La philosophie de progrès du projet intéresse le candidat : le principe « à cotisations égales, retraite égale » s’intègre parfaitement à son programme, placé sous le signe de la quête de l’égalité réelle. En période électorale, le « 1 euro de cotisation pour 1 euro de retraite » tape comme un slogan de campagne. Tactiquement, ce projet lui permet de se démarquer de François Fillon qui repoussera l’âge de la retraite à 65 ans.
Dans un système par points, la question de l’âge de départ ne se pose plus : vous cotisez, vous accumulez des points et, en fonction des points accumulés, la retraite correspond à un taux de remplacement, environ 55% de votre salaire. Vous décidez quand vous partez. Quand le 2 mars 2017, Emmanuel Macron présente le programme du mouvement “En marche !”, le candidat confirme qu’il ne modifiera pas l’âge légal de départ à la retraite.
Dès le début du quinquennat, le Président de la République confie à Jean-Paul Delevoye, rompu à la négociation sociale, le soin de préparer, auprès de la ministre des Solidarités et de la Santé, la création du système universel de retraites en coordonnant les travaux nécessaires et en organisant la concertation avec les principaux acteurs. La tâche est immense, tant le dossier est technique et juridique.
Un état des lieux est dressé.
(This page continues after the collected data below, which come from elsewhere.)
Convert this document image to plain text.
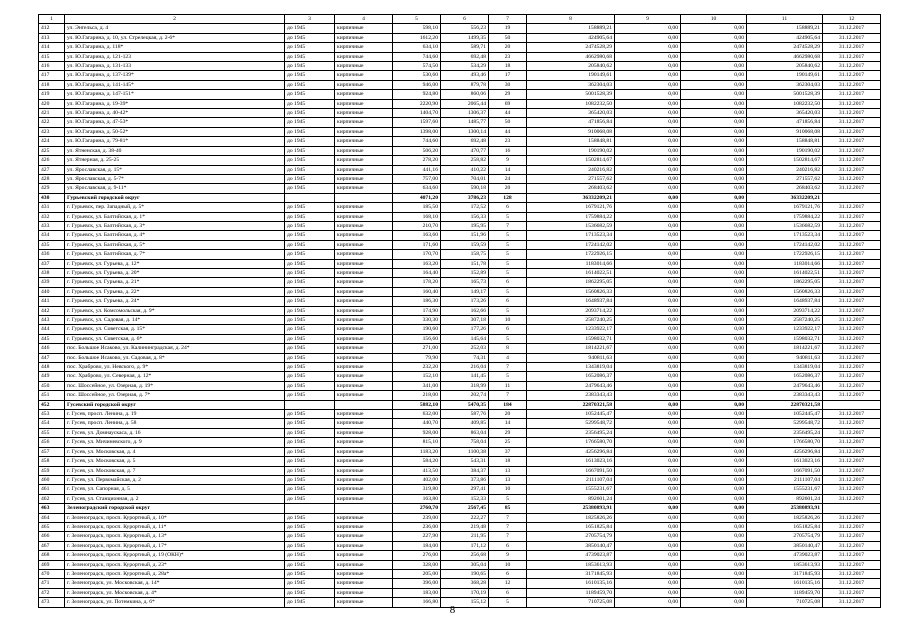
1	2	3	4	5	6	7	8	9	10	11	12
412	ул. Энгельса, д. 4	до 1945	кирпичные	598,10	556,23	19	158889,21	0,00	0,00	158889,21	31.12.2017
413	ул. Ю.Гагарина, д. 10, ул. Стрелецкая, д. 2-6*	до 1945	кирпичные	1612,20	1499,35	50	424905,64	0,00	0,00	424905,64	31.12.2017
414	ул. Ю.Гагарина, д. 118*	до 1945	кирпичные	634,10	589,71	20	2474528,29	0,00	0,00	2474528,29	31.12.2017
415	ул. Ю.Гагарина, д. 121-123	до 1945	кирпичные	744,60	692,48	23	4662980,68	0,00	0,00	4662980,68	31.12.2017
416	ул. Ю.Гагарина, д. 131-133	до 1945	кирпичные	574,50	534,29	18	205840,62	0,00	0,00	205840,62	31.12.2017
417	ул. Ю.Гагарина, д. 137-139*	до 1945	кирпичные	530,60	493,46	17	190149,61	0,00	0,00	190149,61	31.12.2017
418	ул. Ю.Гагарина, д. 141-145*	до 1945	кирпичные	946,00	879,78	30	362304,03	0,00	0,00	362304,03	31.12.2017
419	ул. Ю.Гагарина, д. 147-151*	до 1945	кирпичные	924,80	860,06	29	5001528,39	0,00	0,00	5001528,39	31.12.2017
420	ул. Ю.Гагарина, д. 19-39*	до 1945	кирпичные	2220,90	2065,44	69	1082232,50	0,00	0,00	1082232,50	31.12.2017
421	ул. Ю.Гагарина, д. 40-42*	до 1945	кирпичные	1404,70	1306,37	44	365420,03	0,00	0,00	365420,03	31.12.2017
422	ул. Ю.Гагарина, д. 47-53*	до 1945	кирпичные	1597,60	1485,77	50	471856,84	0,00	0,00	471856,84	31.12.2017
423	ул. Ю.Гагарина, д. 50-52*	до 1945	кирпичные	1398,00	1300,14	44	910068,08	0,00	0,00	910068,08	31.12.2017
424	ул. Ю.Гагарина, д. 79-81*	до 1945	кирпичные	744,60	692,48	23	158848,81	0,00	0,00	158848,81	31.12.2017
425	ул. Ятненская, д. 38-40	до 1945	кирпичные	506,20	470,77	16	190190,02	0,00	0,00	190190,02	31.12.2017
426	ул. Ятнерная, д. 25-25	до 1945	кирпичные	278,20	258,82	9	1502814,67	0,00	0,00	1502814,67	31.12.2017
427	ул. Ярославская, д. 15*	до 1945	кирпичные	441,16	410,22	14	240216,82	0,00	0,00	240216,82	31.12.2017
428	ул. Ярославская, д. 5-7*	до 1945	кирпичные	757,00	704,01	24	271557,62	0,00	0,00	271557,62	31.12.2017
429	ул. Ярославская, д. 9-11*	до 1945	кирпичные	634,60	590,18	20	268403,62	0,00	0,00	268403,62	31.12.2017
430	Гурьевский городской округ			4071,20	3786,23	128	36332209,21	0,00	0,00	36332209,21	
431	г. Гурьевск, пер. Западный, д. 5*	до 1945	кирпичные	185,50	172,52	6	1679121,76	0,00	0,00	1679121,76	31.12.2017
432	г. Гурьевск, ул. Балтийская, д. 1*	до 1945	кирпичные	168,10	156,33	5	1759884,22	0,00	0,00	1759884,22	31.12.2017
433	г. Гурьевск, ул. Балтийская, д. 3*	до 1945	кирпичные	210,70	195,95	7	1536682,59	0,00	0,00	1536682,59	31.12.2017
434	г. Гурьевск, ул. Балтийская, д. 4*	до 1945	кирпичные	163,60	151,96	5	1713523,34	0,00	0,00	1713523,34	31.12.2017
435	г. Гурьевск, ул. Балтийская, д. 5*	до 1945	кирпичные	171,60	159,59	5	1724142,02	0,00	0,00	1724142,02	31.12.2017
436	г. Гурьевск, ул. Балтийская, д. 7*	до 1945	кирпичные	170,70	158,75	5	1722926,15	0,00	0,00	1722926,15	31.12.2017
437	г. Гурьевск, ул. Гурьева, д. 12*	до 1945	кирпичные	163,20	151,78	5	1183014,66	0,00	0,00	1183014,66	31.12.2017
438	г. Гурьевск, ул. Гурьева, д. 20*	до 1945	кирпичные	164,40	152,89	5	1614022,51	0,00	0,00	1614022,51	31.12.2017
439	г. Гурьевск, ул. Гурьева, д. 21*	до 1945	кирпичные	178,20	165,73	6	1862295,05	0,00	0,00	1862295,05	31.12.2017
440	г. Гурьевск, ул. Гурьева, д. 22*	до 1945	кирпичные	160,40	149,17	5	1560826,33	0,00	0,00	1560826,33	31.12.2017
441	г. Гурьевск, ул. Гурьева, д. 24*	до 1945	кирпичные	186,30	173,26	6	1648937,84	0,00	0,00	1648937,84	31.12.2017
442	г. Гурьевск, ул. Комсомольская, д. 9*	до 1945	кирпичные	174,90	162,66	5	2093714,22	0,00	0,00	2093714,22	31.12.2017
443	г. Гурьевск, ул. Садовая, д. 14*	до 1945	кирпичные	330,30	307,18	10	2587240,25	0,00	0,00	2587240,25	31.12.2017
444	г. Гурьевск, ул. Советская, д. 15*	до 1945	кирпичные	190,60	177,26	6	1233922,17	0,00	0,00	1233922,17	31.12.2017
445	г. Гурьевск, ул. Советская, д. 6*	до 1945	кирпичные	156,60	145,64	5	1598032,71	0,00	0,00	1598032,71	31.12.2017
446	пос. Большое Исаково, ул. Калининградская, д. 24*	до 1945	кирпичные	271,00	252,03	8	1814221,67	0,00	0,00	1814221,67	31.12.2017
447	пос. Большое Исаково, ул. Садовая, д. 8*	до 1945	кирпичные	79,90	74,31	4	940811,63	0,00	0,00	940811,63	31.12.2017
448	пос. Храброво, ул. Невского, д. 9*	до 1945	кирпичные	232,20	216,04	7	1343819,04	0,00	0,00	1343819,04	31.12.2017
449	пос. Храброво, ул. Северная, д. 12*	до 1945	кирпичные	152,10	141,45	5	1652086,37	0,00	0,00	1652086,37	31.12.2017
450	пос. Шоссейное, ул. Озерная, д. 19*	до 1945	кирпичные	341,00	318,99	11	2479643,46	0,00	0,00	2479643,46	31.12.2017
451	пос. Шоссейное, ул. Озерная, д. 7*	до 1945	кирпичные	218,00	202,74	7	2383343,43	0,00	0,00	2383343,43	31.12.2017
452	Гусевский городской округ			5882,10	5470,35	184	22870321,58	0,00	0,00	22870321,58	
453	г. Гусев, просп. Ленина, д. 19	до 1945	кирпичные	632,00	587,76	20	1052445,47	0,00	0,00	1052445,47	31.12.2017
454	г. Гусев, просп. Ленина, д. 58	до 1945	кирпичные	440,70	409,85	14	5299548,72	0,00	0,00	5299548,72	31.12.2017
455	г. Гусев, ул. Домнаускаса, д. 16	до 1945	кирпичные	928,00	863,04	29	2356495,24	0,00	0,00	2356495,24	31.12.2017
456	г. Гусев, ул. Мичиневского, д. 9	до 1945	кирпичные	815,10	758,04	25	1766580,70	0,00	0,00	1766580,70	31.12.2017
457	г. Гусев, ул. Московская, д. 4	до 1945	кирпичные	1183,20	1100,38	37	4256296,84	0,00	0,00	4256296,84	31.12.2017
458	г. Гусев, ул. Московская, д. 5	до 1945	кирпичные	584,20	543,31	18	1613023,16	0,00	0,00	1613023,16	31.12.2017
459	г. Гусев, ул. Московская, д. 7	до 1945	кирпичные	413,50	384,37	13	1667091,50	0,00	0,00	1667091,50	31.12.2017
460	г. Гусев, ул. Первомайская, д. 2	до 1945	кирпичные	402,00	373,86	13	2111107,04	0,00	0,00	2111107,04	31.12.2017
461	г. Гусев, ул. Сапорная, д. 5	до 1945	кирпичные	319,80	297,41	10	1555231,67	0,00	0,00	1555231,67	31.12.2017
462	г. Гусев, ул. Станционная, д. 2	до 1945	кирпичные	163,80	152,33	5	892601,24	0,00	0,00	892601,24	31.12.2017
463	Зеленоградский городской округ			2760,70	2567,45	85	25380893,91	0,00	0,00	25380893,91	
464	г. Зеленоградск, просп. Курортный, д. 10*	до 1945	кирпичные	239,00	222,27	7	1825826,26	0,00	0,00	1825826,26	31.12.2017
465	г. Зеленоградск, просп. Курортный, д. 11*	до 1945	кирпичные	236,00	219,48	7	1651825,84	0,00	0,00	1651825,84	31.12.2017
466	г. Зеленоградск, просп. Курортный, д. 13*	до 1945	кирпичные	227,90	211,95	7	2705754,79	0,00	0,00	2705754,79	31.12.2017
467	г. Зеленоградск, просп. Курортный, д. 17*	до 1945	кирпичные	184,00	171,12	6	3850140,47	0,00	0,00	3850140,47	31.12.2017
468	г. Зеленоградск, просп. Курортный, д. 19 (ОКН)*	до 1945	кирпичные	276,00	256,68	9	4739023,87	0,00	0,00	4739023,87	31.12.2017
469	г. Зеленоградск, просп. Курортный, д. 23*	до 1945	кирпичные	328,00	305,04	10	1853613,93	0,00	0,00	1853613,93	31.12.2017
470	г. Зеленоградск, просп. Курортный, д. 28а*	до 1945	кирпичные	205,00	190,65	6	3171845,93	0,00	0,00	3171845,93	31.12.2017
471	г. Зеленоградск, ул. Московская, д. 14*	до 1945	кирпичные	396,00	368,28	12	1610135,16	0,00	0,00	1610135,16	31.12.2017
472	г. Зеленоградск, ул. Московская, д. 4*	до 1945	кирпичные	183,00	170,19	6	1189459,70	0,00	0,00	1189459,70	31.12.2017
473	г. Зеленоградск, ул. Потемкина, д. 6*	до 1945	кирпичные	166,80	155,12	5	710725,08	0,00	0,00	710725,08	31.12.2017
8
Des pistes de réformes sont explorées. Les organisations syndicales et patronales sont unanimes pour louer le travail réalisé. La démocratie sociale suppose au préalable d’établir une relation de confiance avec les syndicats et de rechercher le compromis. Pendant dix-huit mois, le Haut-commissaire rencontre les Partenaires sociaux matin, midi et soir, sur ce projet phare du quinquennat. Il s’applique à convaincre ses interlocuteurs que le système universel ne vise pas à faire des économies sur le dos des assurés. À chacune de ses prises de parole, il rappelle que l’âge minimal de départ restera fixé à 62 ans dans le prolongement du programme présidentiel.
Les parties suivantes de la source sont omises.